Research Project: DEFINING THE GENETIC DIVERSITY AND STRUCTURE OF THE SOYBEAN GENOME AND APPLICATIONS TO GENE DISCOVERY IN SOYBEAN AND WHEAT GERMPLASM Title: Single nucleotide polymorphism (SNP) discovery in common bean

Authors
item DE Souza, Thiago -
item DE Barros, Everaldo -
item Bellato, Claudia
item Fickus, Edward
item Cregan, Perry
item Pastor Corrales, Marcial

Submitted to: Molecular Breeding
Publication Type: Peer Reviewed Journal
Publication Acceptance Date: April 1, 2011
Publication Date: September 30, 2011
Citation: De Souza, T., De Barros, E.G., Bellato, C.M., Fickus, E.W., Cregan, P.B., Pastor Corrales, M.A. 2011. Single nucleotide polymorphism (SNP) discovery in common bean. Molecular Breeding. 30:419-428.
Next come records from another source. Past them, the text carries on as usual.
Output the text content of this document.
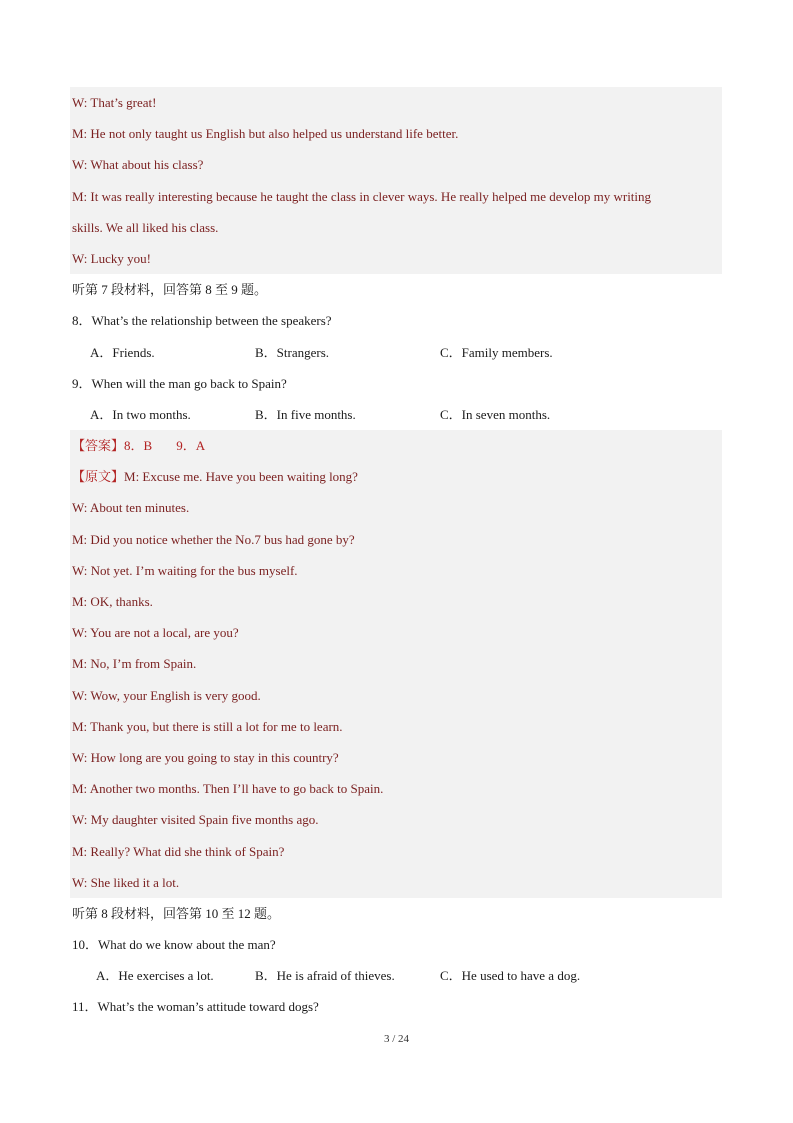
W: That’s great!
M: He not only taught us English but also helped us understand life better.
W: What about his class?
M: It was really interesting because he taught the class in clever ways. He really helped me develop my writing
skills. We all liked his class.
W: Lucky you!
听第 7 段材料，回答第 8 至 9 题。
8．What’s the relationship between the speakers?
A．Friends.	B．Strangers.	C．Family members.
9．When will the man go back to Spain?
A．In two months.	B．In five months.	C．In seven months.
【答案】8．B 9．A
【原文】M: Excuse me. Have you been waiting long?
W: About ten minutes.
M: Did you notice whether the No.7 bus had gone by?
W: Not yet. I’m waiting for the bus myself.
M: OK, thanks.
W: You are not a local, are you?
M: No, I’m from Spain.
W: Wow, your English is very good.
M: Thank you, but there is still a lot for me to learn.
W: How long are you going to stay in this country?
M: Another two months. Then I’ll have to go back to Spain.
W: My daughter visited Spain five months ago.
M: Really? What did she think of Spain?
W: She liked it a lot.
听第 8 段材料，回答第 10 至 12 题。
10．What do we know about the man?
A．He exercises a lot.	B．He is afraid of thieves.	C．He used to have a dog.
11．What’s the woman’s attitude toward dogs?
3 / 24
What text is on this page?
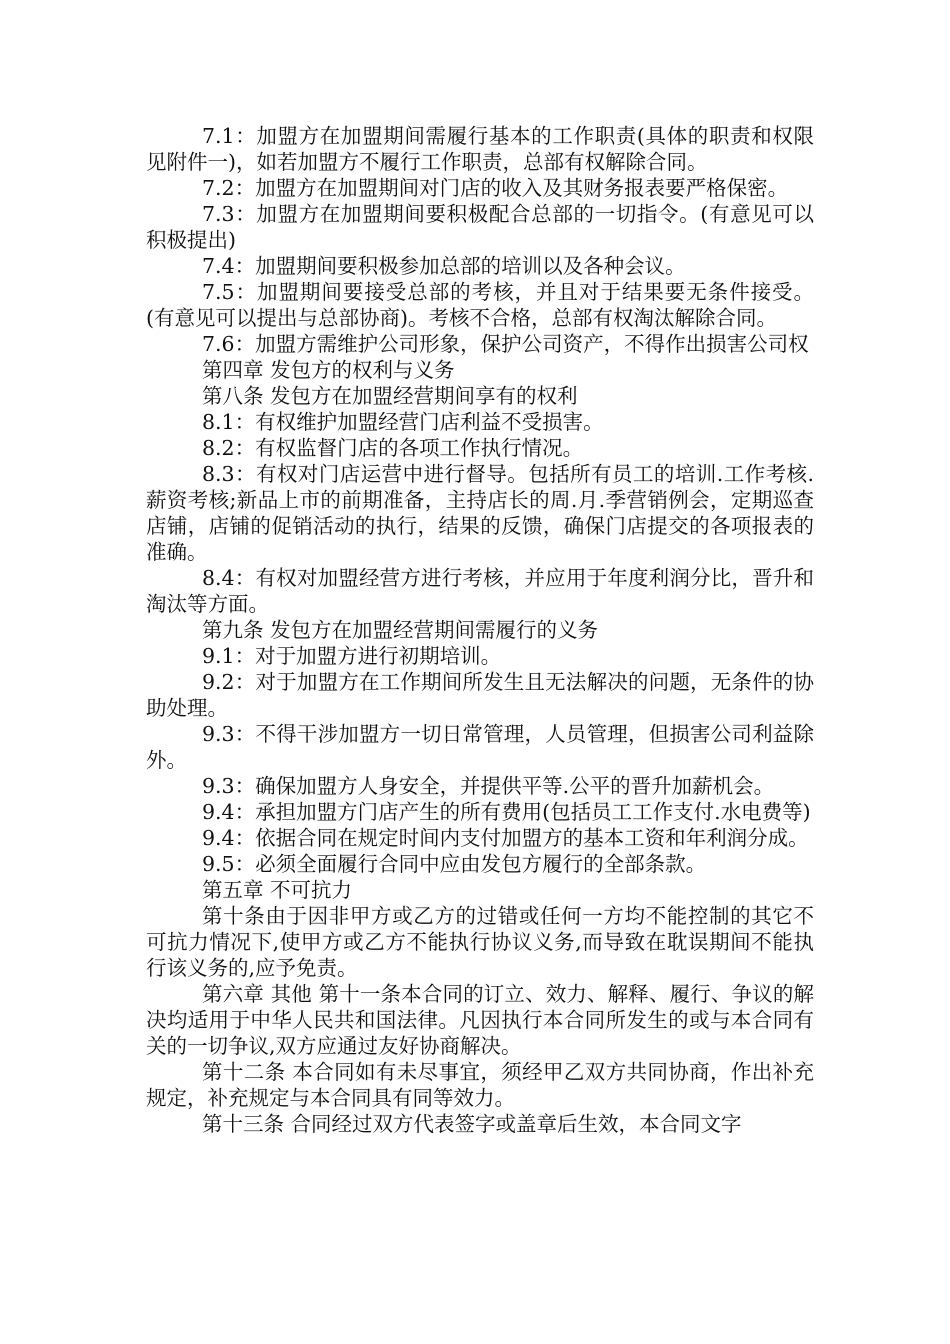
7.1：加盟方在加盟期间需履行基本的工作职责(具体的职责和权限见附件一)，如若加盟方不履行工作职责，总部有权解除合同。

7.2：加盟方在加盟期间对门店的收入及其财务报表要严格保密。

7.3：加盟方在加盟期间要积极配合总部的一切指令。(有意见可以积极提出)

7.4：加盟期间要积极参加总部的培训以及各种会议。

7.5：加盟期间要接受总部的考核，并且对于结果要无条件接受。(有意见可以提出与总部协商)。考核不合格，总部有权淘汰解除合同。

7.6：加盟方需维护公司形象，保护公司资产，不得作出损害公司权

第四章 发包方的权利与义务

第八条 发包方在加盟经营期间享有的权利

8.1：有权维护加盟经营门店利益不受损害。

8.2：有权监督门店的各项工作执行情况。

8.3：有权对门店运营中进行督导。包括所有员工的培训.工作考核.薪资考核;新品上市的前期准备，主持店长的周.月.季营销例会，定期巡查店铺，店铺的促销活动的执行，结果的反馈，确保门店提交的各项报表的准确。

8.4：有权对加盟经营方进行考核，并应用于年度利润分比，晋升和淘汰等方面。

第九条 发包方在加盟经营期间需履行的义务

9.1：对于加盟方进行初期培训。

9.2：对于加盟方在工作期间所发生且无法解决的问题，无条件的协助处理。

9.3：不得干涉加盟方一切日常管理，人员管理，但损害公司利益除外。

9.3：确保加盟方人身安全，并提供平等.公平的晋升加薪机会。

9.4：承担加盟方门店产生的所有费用(包括员工工作支付.水电费等)

9.4：依据合同在规定时间内支付加盟方的基本工资和年利润分成。

9.5：必须全面履行合同中应由发包方履行的全部条款。

第五章 不可抗力

第十条由于因非甲方或乙方的过错或任何一方均不能控制的其它不可抗力情况下,使甲方或乙方不能执行协议义务,而导致在耽误期间不能执行该义务的,应予免责。

第六章 其他 第十一条本合同的订立、效力、解释、履行、争议的解决均适用于中华人民共和国法律。凡因执行本合同所发生的或与本合同有关的一切争议,双方应通过友好协商解决。

第十二条 本合同如有未尽事宜，须经甲乙双方共同协商，作出补充规定，补充规定与本合同具有同等效力。

第十三条 合同经过双方代表签字或盖章后生效，本合同文字
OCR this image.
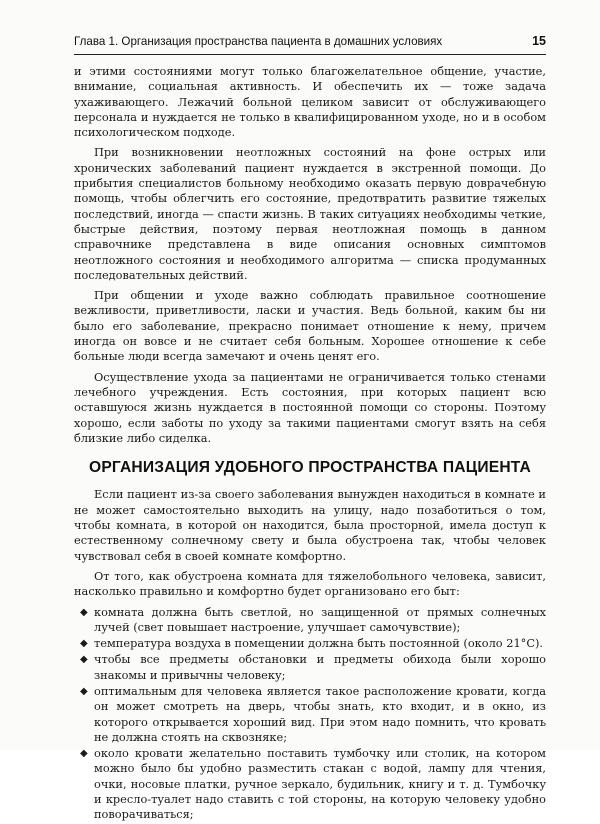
Глава 1. Организация пространства пациента в домашних условиях	15

и этими состояниями могут только благожелательное общение, участие, внимание, социальная активность. И обеспечить их — тоже задача ухаживающего. Лежачий больной целиком зависит от обслуживающего персонала и нуждается не только в квалифицированном уходе, но и в особом психологическом подходе.

При возникновении неотложных состояний на фоне острых или хронических заболеваний пациент нуждается в экстренной помощи. До прибытия специалистов больному необходимо оказать первую доврачебную помощь, чтобы облегчить его состояние, предотвратить развитие тяжелых последствий, иногда — спасти жизнь. В таких ситуациях необходимы четкие, быстрые действия, поэтому первая неотложная помощь в данном справочнике представлена в виде описания основных симптомов неотложного состояния и необходимого алгоритма — списка продуманных последовательных действий.

При общении и уходе важно соблюдать правильное соотношение вежливости, приветливости, ласки и участия. Ведь больной, каким бы ни было его заболевание, прекрасно понимает отношение к нему, причем иногда он вовсе и не считает себя больным. Хорошее отношение к себе больные люди всегда замечают и очень ценят его.

Осуществление ухода за пациентами не ограничивается только стенами лечебного учреждения. Есть состояния, при которых пациент всю оставшуюся жизнь нуждается в постоянной помощи со стороны. Поэтому хорошо, если заботы по уходу за такими пациентами смогут взять на себя близкие либо сиделка.

ОРГАНИЗАЦИЯ УДОБНОГО ПРОСТРАНСТВА ПАЦИЕНТА

Если пациент из-за своего заболевания вынужден находиться в комнате и не может самостоятельно выходить на улицу, надо позаботиться о том, чтобы комната, в которой он находится, была просторной, имела доступ к естественному солнечному свету и была обустроена так, чтобы человек чувствовал себя в своей комнате комфортно.

От того, как обустроена комната для тяжелобольного человека, зависит, насколько правильно и комфортно будет организовано его быт:

◆ комната должна быть светлой, но защищенной от прямых солнечных лучей (свет повышает настроение, улучшает самочувствие);
◆ температура воздуха в помещении должна быть постоянной (около 21°С).
◆ чтобы все предметы обстановки и предметы обихода были хорошо знакомы и привычны человеку;
◆ оптимальным для человека является такое расположение кровати, когда он может смотреть на дверь, чтобы знать, кто входит, и в окно, из которого открывается хороший вид. При этом надо помнить, что кровать не должна стоять на сквозняке;
◆ около кровати желательно поставить тумбочку или столик, на котором можно было бы удобно разместить стакан с водой, лампу для чтения, очки, носовые платки, ручное зеркало, будильник, книгу и т. д. Тумбочку и кресло-туалет надо ставить с той стороны, на которую человеку удобно поворачиваться;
Interpretive Summary: DNA markers serve as genetic landmarks and are interspersed among the genes throughout the genome of higher organisms including common bean. If a marker is located near a gene of interest, the marker can be used as a surrogate to select for the desired form of the gene. For example, a common bean breeder can use a DNA marker to identify plants that carry the form of the gene that gives resistance to a disease rather than the form that leads to susceptibility. Single nucleotide polymorphisms or SNPs are a common type of DNA marker. The objective of the research reported here was to identify SNP DNA markers in common bean via the comparison of the DNA sequence of genes in a small set of common bean varieties. Differences in the DNA sequence of the different common bean varieties define the existence and position of the SNP DNA marker. A total of 555 SNP DNA markers were discovered via the comparison of the DNA sequence of the six common bean varieties. The SNPs identified are a resource to common bean geneticists for use in the discovery of genes that control important traits and in marker-assisted selection for the development of new common bean varieties.
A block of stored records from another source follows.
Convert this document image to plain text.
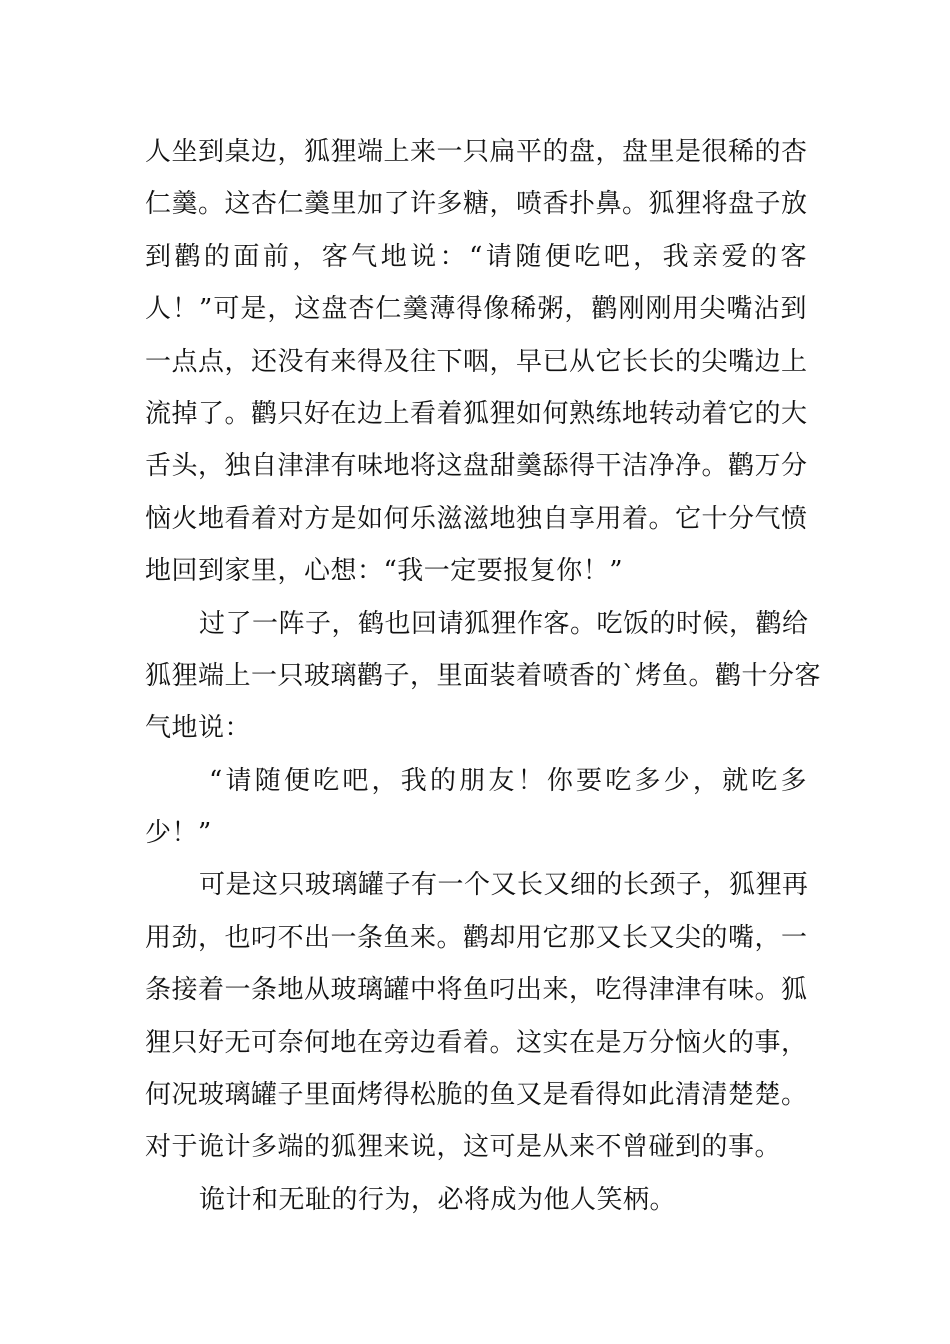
人坐到桌边，狐狸端上来一只扁平的盘，盘里是很稀的杏
仁羹。这杏仁羹里加了许多糖，喷香扑鼻。狐狸将盘子放
到鹳的面前，客气地说：“请随便吃吧，我亲爱的客
人！”可是，这盘杏仁羹薄得像稀粥，鹳刚刚用尖嘴沾到
一点点，还没有来得及往下咽，早已从它长长的尖嘴边上
流掉了。鹳只好在边上看着狐狸如何熟练地转动着它的大
舌头，独自津津有味地将这盘甜羹舔得干洁净净。鹳万分
恼火地看着对方是如何乐滋滋地独自享用着。它十分气愤
地回到家里，心想：“我一定要报复你！”
过了一阵子，鹤也回请狐狸作客。吃饭的时候，鹳给
狐狸端上一只玻璃鹳子，里面装着喷香的`烤鱼。鹳十分客
气地说：
“请随便吃吧，我的朋友！你要吃多少，就吃多
少！”
可是这只玻璃罐子有一个又长又细的长颈子，狐狸再
用劲，也叼不出一条鱼来。鹳却用它那又长又尖的嘴，一
条接着一条地从玻璃罐中将鱼叼出来，吃得津津有味。狐
狸只好无可奈何地在旁边看着。这实在是万分恼火的事，
何况玻璃罐子里面烤得松脆的鱼又是看得如此清清楚楚。
对于诡计多端的狐狸来说，这可是从来不曾碰到的事。
诡计和无耻的行为，必将成为他人笑柄。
Technical Abstract: Single nucleotide polymorphisms (SNPs) were discovered in common bean (Phaseolus vulgaris L.) via resequencing of sequence-tagged sites (STSs) developed by PCR primers designed to soybean shotgun and BAC-end sequences, to common bean genes and microsatellite flanking regions. DNA fragments harboring SNPs were identified in single amplicons from six contrasting P. vulgaris genotypes of the Andean (‘Jalo EEP 558’, ‘G 19833’, and ‘AND 277’) and Mesoamerican (‘BAT 93’, ‘DOR 364’, and ‘Rudá’) gene pools. These genotypes are the parents of three common bean RIL mapping populations. From an initial set of 1,880 PCR primer pairs tested, 265 robust STSs were obtained, amplified and sequenced in each one of the six common bean genotypes. In the resulting 131,120 bp of aligned sequence, a total of 677 SNPs were identified, including 555 single-base changes (295 transitions and 260 transversions) and 122 small nucleotide insertions/deletions (indels). The frequency of SNPs was 5.16 SNPs/Kb and the mean nucleotide diversity expressed as Halushka’s theta was 0.00226. This work represents one of the pioneering efforts aimed at the detection of SNPs in P. vulgaris. The SNPs identified are an important resource to common bean geneticists for quantitative trait loci (QTLs) discovery, marker-assisted selection, and for map-based cloning. These SNPS will be also useful for diversity analysis and microsynteny studies among legume species.